Note: The Jackson version I am using for jackson-datatype-json-org is the same Jackson version used by jersey-media-json-jackson 2.16. If you are using a different version of this jersey jackson, you will need to make sure the version of Jackson it pulls in is the same version of jackson-datatype-json-org you are using. This way we are not mixing Jackson versions.
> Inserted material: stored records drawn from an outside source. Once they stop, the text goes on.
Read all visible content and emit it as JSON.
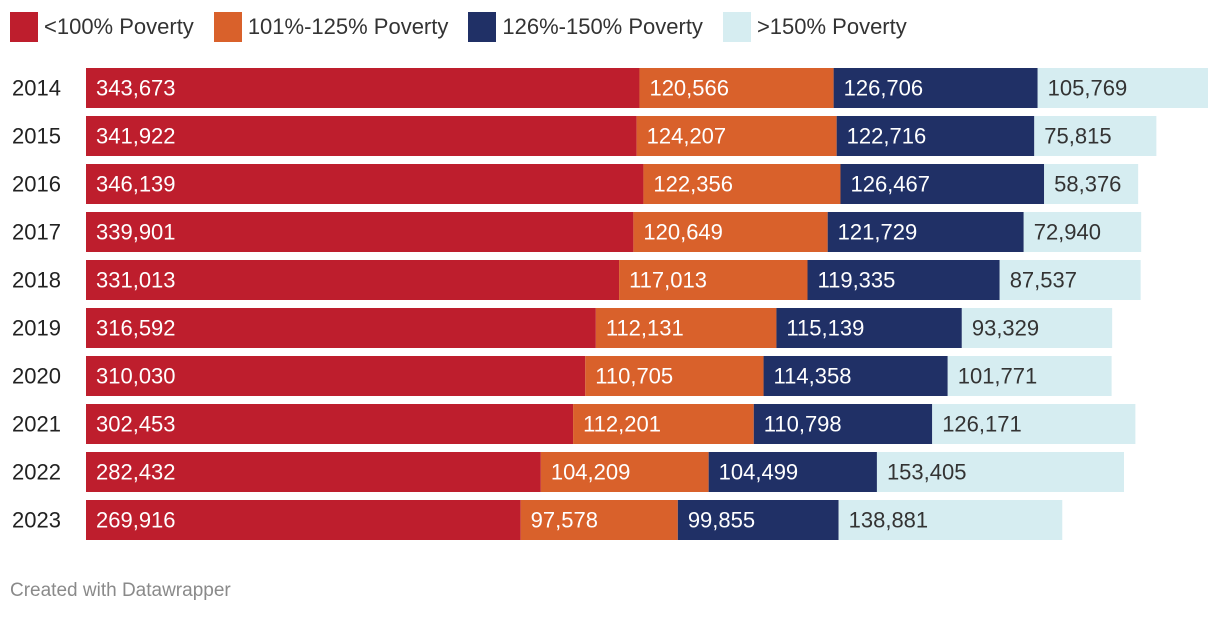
{
  "chart_data": {
    "type": "bar",
    "orientation": "horizontal",
    "stacked": true,
    "categories": [
      "2014",
      "2015",
      "2016",
      "2017",
      "2018",
      "2019",
      "2020",
      "2021",
      "2022",
      "2023"
    ],
    "series": [
      {
        "name": "<100% Poverty",
        "color": "#be1e2d",
        "label_color": "#ffffff",
        "values": [
          343673,
          341922,
          346139,
          339901,
          331013,
          316592,
          310030,
          302453,
          282432,
          269916
        ],
        "labels": [
          "343,673",
          "341,922",
          "346,139",
          "339,901",
          "331,013",
          "316,592",
          "310,030",
          "302,453",
          "282,432",
          "269,916"
        ]
      },
      {
        "name": "101%-125% Poverty",
        "color": "#d9612b",
        "label_color": "#ffffff",
        "values": [
          120566,
          124207,
          122356,
          120649,
          117013,
          112131,
          110705,
          112201,
          104209,
          97578
        ],
        "labels": [
          "120,566",
          "124,207",
          "122,356",
          "120,649",
          "117,013",
          "112,131",
          "110,705",
          "112,201",
          "104,209",
          "97,578"
        ]
      },
      {
        "name": "126%-150% Poverty",
        "color": "#203066",
        "label_color": "#ffffff",
        "values": [
          126706,
          122716,
          126467,
          121729,
          119335,
          115139,
          114358,
          110798,
          104499,
          99855
        ],
        "labels": [
          "126,706",
          "122,716",
          "126,467",
          "121,729",
          "119,335",
          "115,139",
          "114,358",
          "110,798",
          "104,499",
          "99,855"
        ]
      },
      {
        "name": ">150% Poverty",
        "color": "#d6edf1",
        "label_color": "#333333",
        "values": [
          105769,
          75815,
          58376,
          72940,
          87537,
          93329,
          101771,
          126171,
          153405,
          138881
        ],
        "labels": [
          "105,769",
          "75,815",
          "58,376",
          "72,940",
          "87,537",
          "93,329",
          "101,771",
          "126,171",
          "153,405",
          "138,881"
        ]
      }
    ],
    "xlim": [
      0,
      696714
    ],
    "legend_position": "top",
    "grid": false,
    "axis_labels": false
  },
  "footer": {
    "text": "Created with Datawrapper"
  }
}
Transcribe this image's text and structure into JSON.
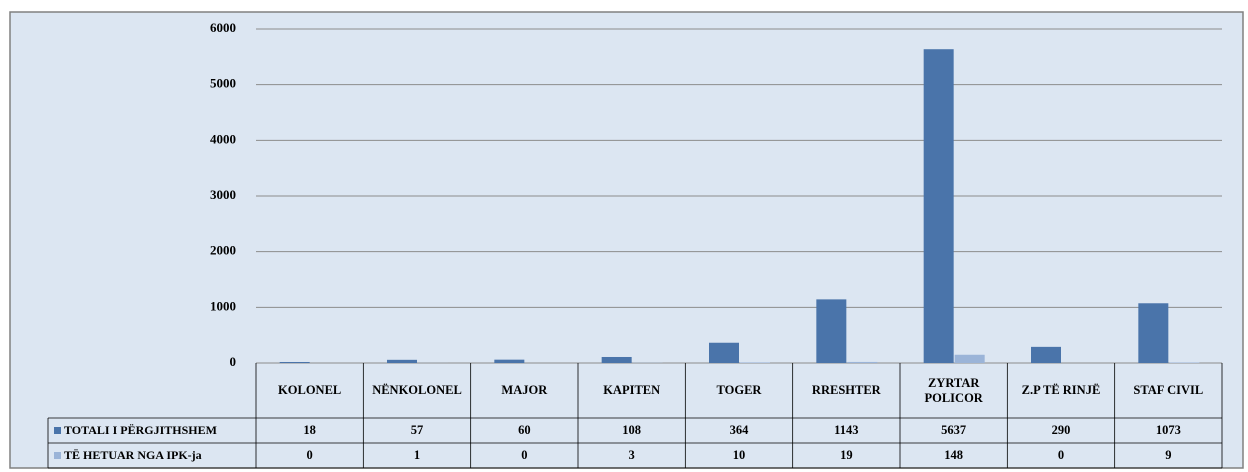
{
  "chart_data": {
    "type": "bar",
    "categories": [
      "KOLONEL",
      "NËNKOLONEL",
      "MAJOR",
      "KAPITEN",
      "TOGER",
      "RRESHTER",
      "ZYRTAR POLICOR",
      "Z.P TË RINJË",
      "STAF CIVIL"
    ],
    "series": [
      {
        "name": "TOTALI I PËRGJITHSHEM",
        "color": "#4a74aa",
        "values": [
          18,
          57,
          60,
          108,
          364,
          1143,
          5637,
          290,
          1073
        ]
      },
      {
        "name": "TË HETUAR NGA IPK-ja",
        "color": "#9bb4d8",
        "values": [
          0,
          1,
          0,
          3,
          10,
          19,
          148,
          0,
          9
        ]
      }
    ],
    "ylim": [
      0,
      6000
    ],
    "yticks": [
      0,
      1000,
      2000,
      3000,
      4000,
      5000,
      6000
    ],
    "grid": true
  }
}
Here's the test using Jersey Test Framework

import com.fasterxml.jackson.databind.ObjectMapper;
import com.fasterxml.jackson.datatype.jsonorg.JsonOrgModule;
import javax.ws.rs.Consumes;
import javax.ws.rs.POST;
import javax.ws.rs.Path;
import javax.ws.rs.Produces;
import javax.ws.rs.ext.Provider;
import javax.ws.rs.ext.ContextResolver;
import javax.ws.rs.client.Entity;
import javax.ws.rs.core.MediaType;
import javax.ws.rs.core.Response;
import org.glassfish.jersey.client.ClientConfig;
import org.glassfish.jersey.jackson.JacksonFeature;
import org.glassfish.jersey.server.ResourceConfig;
import org.glassfish.jersey.test.JerseyTest;
import org.json.JSONObject;

import org.junit.Test;
import static junit.framework.Assert.*;

/**
 *
 * @author Paul Samsotha
 */
public class JsonOrgTest extends JerseyTest {

    public static class Model {
        public String firstName;
        public String lastName;
        public JSONObject other;
        // should br private with correct getters and setters
    }

    @Path("model")
    public static class ModelResource {

        @POST
        @Consumes(MediaType.APPLICATION_JSON)
        @Produces(MediaType.APPLICATION_JSON)
        public Response post(Model model) {
            return Response.ok(model).build();
        }
    }

    @Provider
    public static class ObjectMapperProvider implements ContextResolver<ObjectMapper> {

        private final ObjectMapper mapper;

        public ObjectMapperProvider() {
            mapper = new ObjectMapper();
            mapper.registerModule(new JsonOrgModule());
        }

        @Override
        public ObjectMapper getContext(Class<?> type) {
            return mapper;
        }
    }

    @Override
    public ResourceConfig configure() {
        return new ResourceConfig(ModelResource.class)
                .register(ObjectMapperProvider.class)
                .register(JacksonFeature.class);
    }

    @Override
    public void configureClient(ClientConfig config) {
        config.register(JacksonFeature.class);
        config.register(ObjectMapperProvider.class);
    }

    @Test
    public void should_return_org_json_data() {
        final String json 
                = "{\n"
                + "  \"firstName\": \"pee\",\n"
                + "  \"lastName\": \"skillet\",\n"
                + "  \"other\": {\n"
                + "    \"age\": 100,\n"
                + "    \"birthday\": \"yesterday\"\n"
                + "  }\n"
                + "}";
        Response response = target("model").request().post(Entity.json(json));
        if (response.getStatus() != 200) {
            System.out.println(response.getStatus() + ": " + response.readEntity(String.class));
            fail("should return data and 200");
        } else {
            Model model = response.readEntity(Model.class);
            JSONObject other = model.other;
            System.out.println(other.toString());
            assertEquals("pee", model.firstName);
            assertEquals("skillet", model.lastName);
            assertEquals(100, other.getInt("age"));
            assertEquals("yesterday", other.getString("birthday"));
        }
    }
}

What you should also do is get rid of all the Jackson dependencies you have in your comment above. You only need one dependency for Jackson JSON support.

<dependency>
    <groupId>org.glassfish.jersey.media</groupId>
    <artifactId>jersey-media-json-jackson</artifactId>
    <version>2.16</version>
</dependency>

Also notice the ObjectMapperProvider in the test. You will need to this to register the JsonOrgModule with the ObjectMapper in order for Jackson to be able to handle JSONObject. This is important. If you don't have the ContextResolver, the above example will fail.